Engineers face computer inventor rivalry


Research calls for non-humans to be credited for inventions to encourage the development of creative computers and more ideas

Computers should be named on patents as inventors, and will eventually become competitive with engineers, researchers from the University of Surrey have suggested.

The research, published last month in the Boston College Law Review, calls for non-humans to be credited for inventions to encourage the development of creative computers and more ideas.

Ryan Abbott, professor of law and health sciences at the University of Surrey, who was previously a patent attorney in life sciences and biopharmaceuticals, said computers had been inventing patentable ideas “under the radar” since the 1990s, but that people had been reluctant to admit this because it is seen as weakening intellectual property (IP) rights.

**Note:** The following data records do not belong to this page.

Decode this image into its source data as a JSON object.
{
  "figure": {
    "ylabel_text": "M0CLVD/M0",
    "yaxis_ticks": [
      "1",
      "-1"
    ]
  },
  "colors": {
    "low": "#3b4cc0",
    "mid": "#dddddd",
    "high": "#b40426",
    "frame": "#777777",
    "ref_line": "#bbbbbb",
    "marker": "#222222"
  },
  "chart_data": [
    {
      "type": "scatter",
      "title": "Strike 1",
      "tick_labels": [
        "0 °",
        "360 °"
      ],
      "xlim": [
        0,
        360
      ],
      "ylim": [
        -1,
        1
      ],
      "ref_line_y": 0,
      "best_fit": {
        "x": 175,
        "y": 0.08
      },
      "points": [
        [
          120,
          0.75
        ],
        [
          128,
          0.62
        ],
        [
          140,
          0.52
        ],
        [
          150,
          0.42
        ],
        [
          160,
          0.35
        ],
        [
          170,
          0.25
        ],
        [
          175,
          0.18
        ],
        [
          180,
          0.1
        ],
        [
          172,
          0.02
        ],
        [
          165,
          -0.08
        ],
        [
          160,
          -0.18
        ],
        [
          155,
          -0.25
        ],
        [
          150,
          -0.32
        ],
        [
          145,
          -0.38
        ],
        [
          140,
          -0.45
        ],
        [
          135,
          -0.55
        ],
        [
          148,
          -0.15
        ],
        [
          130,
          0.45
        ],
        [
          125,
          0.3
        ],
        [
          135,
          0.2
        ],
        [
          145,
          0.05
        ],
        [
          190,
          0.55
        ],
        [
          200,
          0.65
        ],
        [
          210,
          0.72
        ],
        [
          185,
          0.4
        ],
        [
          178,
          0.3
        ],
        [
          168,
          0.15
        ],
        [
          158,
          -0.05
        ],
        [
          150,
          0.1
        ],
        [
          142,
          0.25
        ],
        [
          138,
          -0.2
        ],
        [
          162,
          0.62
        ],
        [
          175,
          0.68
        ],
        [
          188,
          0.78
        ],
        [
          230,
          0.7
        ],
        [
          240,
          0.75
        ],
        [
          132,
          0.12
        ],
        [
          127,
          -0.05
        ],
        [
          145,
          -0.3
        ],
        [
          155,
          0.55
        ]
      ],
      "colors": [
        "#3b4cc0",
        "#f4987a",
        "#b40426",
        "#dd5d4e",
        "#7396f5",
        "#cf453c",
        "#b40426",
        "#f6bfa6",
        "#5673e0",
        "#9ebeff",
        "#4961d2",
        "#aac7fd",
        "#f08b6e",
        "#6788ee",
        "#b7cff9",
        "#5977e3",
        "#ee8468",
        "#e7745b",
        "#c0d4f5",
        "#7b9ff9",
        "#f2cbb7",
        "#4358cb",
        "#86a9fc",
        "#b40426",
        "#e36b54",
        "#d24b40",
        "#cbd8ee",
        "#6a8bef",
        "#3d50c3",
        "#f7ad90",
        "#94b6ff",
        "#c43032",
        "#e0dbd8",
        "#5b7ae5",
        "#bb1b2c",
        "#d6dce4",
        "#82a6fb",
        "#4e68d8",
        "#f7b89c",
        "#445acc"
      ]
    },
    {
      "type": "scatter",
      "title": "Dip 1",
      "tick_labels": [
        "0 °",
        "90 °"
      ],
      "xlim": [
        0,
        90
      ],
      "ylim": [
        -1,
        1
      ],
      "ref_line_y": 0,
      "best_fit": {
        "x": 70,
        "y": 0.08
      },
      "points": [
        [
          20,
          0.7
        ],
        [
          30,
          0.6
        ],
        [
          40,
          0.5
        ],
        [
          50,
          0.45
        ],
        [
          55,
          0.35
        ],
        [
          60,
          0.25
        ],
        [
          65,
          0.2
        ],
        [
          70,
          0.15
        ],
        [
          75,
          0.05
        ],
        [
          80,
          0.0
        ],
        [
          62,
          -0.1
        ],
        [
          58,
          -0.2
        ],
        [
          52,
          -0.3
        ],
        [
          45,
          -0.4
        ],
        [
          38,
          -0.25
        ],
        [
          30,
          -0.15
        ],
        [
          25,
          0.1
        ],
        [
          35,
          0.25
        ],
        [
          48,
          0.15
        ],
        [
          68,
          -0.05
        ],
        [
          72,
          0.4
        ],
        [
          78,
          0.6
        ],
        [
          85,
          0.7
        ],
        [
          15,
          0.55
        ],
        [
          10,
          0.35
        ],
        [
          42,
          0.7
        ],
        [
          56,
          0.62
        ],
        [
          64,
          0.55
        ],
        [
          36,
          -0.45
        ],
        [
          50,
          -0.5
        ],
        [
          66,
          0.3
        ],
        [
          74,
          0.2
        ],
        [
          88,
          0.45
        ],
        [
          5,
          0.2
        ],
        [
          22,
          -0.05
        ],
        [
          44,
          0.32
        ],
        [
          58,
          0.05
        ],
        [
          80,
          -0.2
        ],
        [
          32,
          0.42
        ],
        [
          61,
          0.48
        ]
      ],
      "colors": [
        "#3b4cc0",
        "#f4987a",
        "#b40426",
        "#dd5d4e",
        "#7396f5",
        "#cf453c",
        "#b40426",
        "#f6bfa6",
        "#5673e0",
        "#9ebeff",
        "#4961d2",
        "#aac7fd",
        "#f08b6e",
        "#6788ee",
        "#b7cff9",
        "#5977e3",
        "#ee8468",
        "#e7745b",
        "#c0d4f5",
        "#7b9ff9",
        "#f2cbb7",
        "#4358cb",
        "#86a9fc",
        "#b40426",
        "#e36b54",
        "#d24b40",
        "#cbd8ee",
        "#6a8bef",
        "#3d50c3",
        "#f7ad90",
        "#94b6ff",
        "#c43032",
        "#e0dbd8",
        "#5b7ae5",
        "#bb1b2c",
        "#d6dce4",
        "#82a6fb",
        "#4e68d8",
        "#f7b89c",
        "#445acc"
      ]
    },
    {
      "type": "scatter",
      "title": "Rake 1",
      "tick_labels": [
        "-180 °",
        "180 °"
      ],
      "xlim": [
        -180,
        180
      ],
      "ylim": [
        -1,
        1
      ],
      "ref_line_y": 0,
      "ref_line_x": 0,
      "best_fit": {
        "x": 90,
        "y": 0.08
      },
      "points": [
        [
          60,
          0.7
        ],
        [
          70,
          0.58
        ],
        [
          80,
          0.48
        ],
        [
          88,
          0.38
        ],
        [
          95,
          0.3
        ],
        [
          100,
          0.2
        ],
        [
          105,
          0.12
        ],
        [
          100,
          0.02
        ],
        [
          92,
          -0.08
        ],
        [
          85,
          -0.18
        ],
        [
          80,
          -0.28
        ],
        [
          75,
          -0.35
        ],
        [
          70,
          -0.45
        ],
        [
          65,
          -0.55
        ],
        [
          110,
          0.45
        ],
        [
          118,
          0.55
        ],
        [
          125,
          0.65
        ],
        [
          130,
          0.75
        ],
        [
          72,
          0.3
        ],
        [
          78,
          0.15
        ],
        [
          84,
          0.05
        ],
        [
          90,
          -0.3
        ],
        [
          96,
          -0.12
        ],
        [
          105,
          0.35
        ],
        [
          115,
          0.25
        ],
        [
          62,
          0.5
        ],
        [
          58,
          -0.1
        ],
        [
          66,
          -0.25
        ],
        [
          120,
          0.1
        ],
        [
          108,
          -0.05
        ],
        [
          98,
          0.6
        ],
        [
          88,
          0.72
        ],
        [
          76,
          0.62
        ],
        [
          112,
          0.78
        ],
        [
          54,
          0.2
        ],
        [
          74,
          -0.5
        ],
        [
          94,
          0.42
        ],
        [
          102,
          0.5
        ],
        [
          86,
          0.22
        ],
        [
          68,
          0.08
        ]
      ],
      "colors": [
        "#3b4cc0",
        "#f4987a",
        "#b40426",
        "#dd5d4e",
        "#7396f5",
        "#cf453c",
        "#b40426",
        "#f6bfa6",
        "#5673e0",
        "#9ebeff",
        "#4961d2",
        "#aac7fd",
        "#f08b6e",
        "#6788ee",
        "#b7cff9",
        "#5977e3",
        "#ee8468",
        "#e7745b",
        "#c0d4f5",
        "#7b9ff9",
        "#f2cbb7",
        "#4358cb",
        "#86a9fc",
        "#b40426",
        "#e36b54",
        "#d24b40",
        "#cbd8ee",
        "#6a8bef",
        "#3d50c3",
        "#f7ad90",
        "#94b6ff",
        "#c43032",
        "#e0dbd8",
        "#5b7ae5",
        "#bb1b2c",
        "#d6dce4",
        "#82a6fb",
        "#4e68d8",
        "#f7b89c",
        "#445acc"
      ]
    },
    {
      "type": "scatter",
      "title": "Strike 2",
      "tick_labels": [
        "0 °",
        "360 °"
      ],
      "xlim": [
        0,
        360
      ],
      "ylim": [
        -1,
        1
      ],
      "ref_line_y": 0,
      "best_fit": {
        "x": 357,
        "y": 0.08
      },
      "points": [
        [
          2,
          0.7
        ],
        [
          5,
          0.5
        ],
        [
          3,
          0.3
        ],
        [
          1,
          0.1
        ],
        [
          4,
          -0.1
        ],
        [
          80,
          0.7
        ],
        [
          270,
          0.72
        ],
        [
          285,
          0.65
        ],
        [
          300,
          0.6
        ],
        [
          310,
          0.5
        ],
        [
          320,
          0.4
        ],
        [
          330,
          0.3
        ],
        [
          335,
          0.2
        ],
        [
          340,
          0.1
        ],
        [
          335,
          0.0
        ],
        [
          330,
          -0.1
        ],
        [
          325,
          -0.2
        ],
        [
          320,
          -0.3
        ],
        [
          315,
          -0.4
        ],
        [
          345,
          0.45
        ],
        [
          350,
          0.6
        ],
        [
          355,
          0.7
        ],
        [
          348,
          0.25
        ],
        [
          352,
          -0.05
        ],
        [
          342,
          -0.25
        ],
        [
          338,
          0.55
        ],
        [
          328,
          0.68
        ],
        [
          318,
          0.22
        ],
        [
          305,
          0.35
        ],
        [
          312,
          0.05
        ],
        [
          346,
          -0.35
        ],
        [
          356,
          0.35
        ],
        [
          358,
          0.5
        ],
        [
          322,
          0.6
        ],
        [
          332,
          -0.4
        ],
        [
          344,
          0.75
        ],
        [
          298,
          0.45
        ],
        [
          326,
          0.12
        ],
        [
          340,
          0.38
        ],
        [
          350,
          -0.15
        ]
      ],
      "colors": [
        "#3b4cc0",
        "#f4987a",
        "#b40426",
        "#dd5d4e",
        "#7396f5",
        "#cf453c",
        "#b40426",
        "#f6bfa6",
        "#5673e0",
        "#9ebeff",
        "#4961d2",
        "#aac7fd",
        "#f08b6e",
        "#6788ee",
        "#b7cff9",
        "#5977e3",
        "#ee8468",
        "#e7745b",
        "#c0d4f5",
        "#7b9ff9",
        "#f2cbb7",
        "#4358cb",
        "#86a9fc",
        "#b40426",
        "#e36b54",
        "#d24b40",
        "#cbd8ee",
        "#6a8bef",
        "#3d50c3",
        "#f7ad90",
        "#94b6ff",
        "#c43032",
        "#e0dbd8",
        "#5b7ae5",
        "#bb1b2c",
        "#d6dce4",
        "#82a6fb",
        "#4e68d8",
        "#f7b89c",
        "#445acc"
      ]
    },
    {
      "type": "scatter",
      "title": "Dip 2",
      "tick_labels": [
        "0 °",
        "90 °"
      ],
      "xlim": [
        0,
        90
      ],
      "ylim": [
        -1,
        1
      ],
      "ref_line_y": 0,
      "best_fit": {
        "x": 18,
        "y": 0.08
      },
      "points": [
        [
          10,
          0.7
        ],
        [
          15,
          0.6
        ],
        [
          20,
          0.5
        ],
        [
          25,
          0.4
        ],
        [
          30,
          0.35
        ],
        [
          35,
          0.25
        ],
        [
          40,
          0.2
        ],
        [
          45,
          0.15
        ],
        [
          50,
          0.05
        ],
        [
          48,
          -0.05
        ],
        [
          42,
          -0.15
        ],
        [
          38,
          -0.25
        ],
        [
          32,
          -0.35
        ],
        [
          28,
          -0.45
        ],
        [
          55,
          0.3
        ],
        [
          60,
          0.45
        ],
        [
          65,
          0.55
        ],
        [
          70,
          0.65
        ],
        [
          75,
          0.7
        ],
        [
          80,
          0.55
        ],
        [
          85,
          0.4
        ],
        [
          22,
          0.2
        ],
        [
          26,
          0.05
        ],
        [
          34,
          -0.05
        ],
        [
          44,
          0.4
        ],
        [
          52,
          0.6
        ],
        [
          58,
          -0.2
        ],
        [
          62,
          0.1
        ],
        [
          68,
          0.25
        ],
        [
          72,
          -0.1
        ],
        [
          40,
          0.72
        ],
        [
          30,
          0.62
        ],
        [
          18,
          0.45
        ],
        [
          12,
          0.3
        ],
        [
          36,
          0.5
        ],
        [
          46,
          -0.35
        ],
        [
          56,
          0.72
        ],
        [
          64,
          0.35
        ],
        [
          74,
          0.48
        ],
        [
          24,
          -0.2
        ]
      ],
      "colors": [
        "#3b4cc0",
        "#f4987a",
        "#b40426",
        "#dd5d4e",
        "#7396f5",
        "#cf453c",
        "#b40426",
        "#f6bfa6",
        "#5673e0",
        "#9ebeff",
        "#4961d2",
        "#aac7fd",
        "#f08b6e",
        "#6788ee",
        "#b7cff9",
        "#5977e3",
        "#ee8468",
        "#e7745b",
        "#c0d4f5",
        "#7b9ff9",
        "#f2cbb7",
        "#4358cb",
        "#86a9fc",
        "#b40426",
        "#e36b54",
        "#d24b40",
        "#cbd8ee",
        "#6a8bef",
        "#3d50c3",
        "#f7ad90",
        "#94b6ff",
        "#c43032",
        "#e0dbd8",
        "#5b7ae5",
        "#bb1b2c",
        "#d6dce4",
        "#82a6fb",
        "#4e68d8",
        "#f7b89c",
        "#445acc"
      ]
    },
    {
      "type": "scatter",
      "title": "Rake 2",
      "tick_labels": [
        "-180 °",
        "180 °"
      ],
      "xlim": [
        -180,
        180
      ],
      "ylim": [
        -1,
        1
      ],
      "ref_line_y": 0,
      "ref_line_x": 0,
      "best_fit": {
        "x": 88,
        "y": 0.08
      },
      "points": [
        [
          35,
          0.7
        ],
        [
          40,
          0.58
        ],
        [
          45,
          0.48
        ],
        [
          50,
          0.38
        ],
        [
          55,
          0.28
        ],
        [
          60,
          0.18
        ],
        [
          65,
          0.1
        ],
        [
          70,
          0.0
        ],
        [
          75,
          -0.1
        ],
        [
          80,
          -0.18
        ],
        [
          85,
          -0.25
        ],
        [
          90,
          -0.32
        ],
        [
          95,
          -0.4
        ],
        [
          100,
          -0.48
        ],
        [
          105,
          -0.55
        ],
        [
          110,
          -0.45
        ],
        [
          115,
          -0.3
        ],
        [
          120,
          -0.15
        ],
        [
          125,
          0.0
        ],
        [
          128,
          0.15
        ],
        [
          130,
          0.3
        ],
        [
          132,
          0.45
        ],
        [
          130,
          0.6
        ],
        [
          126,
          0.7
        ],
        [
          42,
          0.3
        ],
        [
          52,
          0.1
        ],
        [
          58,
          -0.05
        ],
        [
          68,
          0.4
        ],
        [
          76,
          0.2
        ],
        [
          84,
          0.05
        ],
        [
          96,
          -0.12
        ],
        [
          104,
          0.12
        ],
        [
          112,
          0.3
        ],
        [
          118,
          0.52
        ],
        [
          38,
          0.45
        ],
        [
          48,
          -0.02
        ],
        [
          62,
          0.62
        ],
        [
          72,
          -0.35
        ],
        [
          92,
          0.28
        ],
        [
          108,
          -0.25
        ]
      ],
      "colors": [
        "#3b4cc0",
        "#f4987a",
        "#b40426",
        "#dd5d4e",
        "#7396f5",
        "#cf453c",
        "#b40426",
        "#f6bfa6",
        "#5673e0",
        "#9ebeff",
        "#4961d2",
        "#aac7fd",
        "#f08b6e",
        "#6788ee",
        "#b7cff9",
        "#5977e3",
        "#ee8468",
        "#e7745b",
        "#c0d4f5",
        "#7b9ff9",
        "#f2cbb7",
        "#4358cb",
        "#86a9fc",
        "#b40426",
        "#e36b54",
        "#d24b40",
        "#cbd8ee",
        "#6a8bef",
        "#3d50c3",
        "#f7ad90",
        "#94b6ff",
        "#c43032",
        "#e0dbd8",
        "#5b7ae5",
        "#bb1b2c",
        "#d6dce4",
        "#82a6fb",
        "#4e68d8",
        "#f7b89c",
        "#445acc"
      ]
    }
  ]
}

He said: “In just one example, an artificial intelligence system named The Creativity Ma-chine invented the first cross-bristled toothbrush design for Oral-B. A computer invented a satellite antenna used by Nasa, and they are very involved in genetic programming. Soon computers such as IBM’s Watson and Google’s Deep Mind will be routinely inventing.

“Computers won’t replace engineers in the immediate future, but they will be competitive with engineers and will replace some information workers.”

Abbott added that the pace of development in automation and artificial intelligence meant that the required changes to IP law needed to happen now and that the thinking on who owned a patent could become difficult, because of engineers using software tools such as CAD packages with algorithms that iterate designs. It could be argued that the computer, the computer’s user and the developer of the software could all claim ownership.

“I propose that the owner of the computer should be the owner of the patent,” he said. “It’s consistent with laws around personal possessions, and it will encourage people to share creative computing resources.”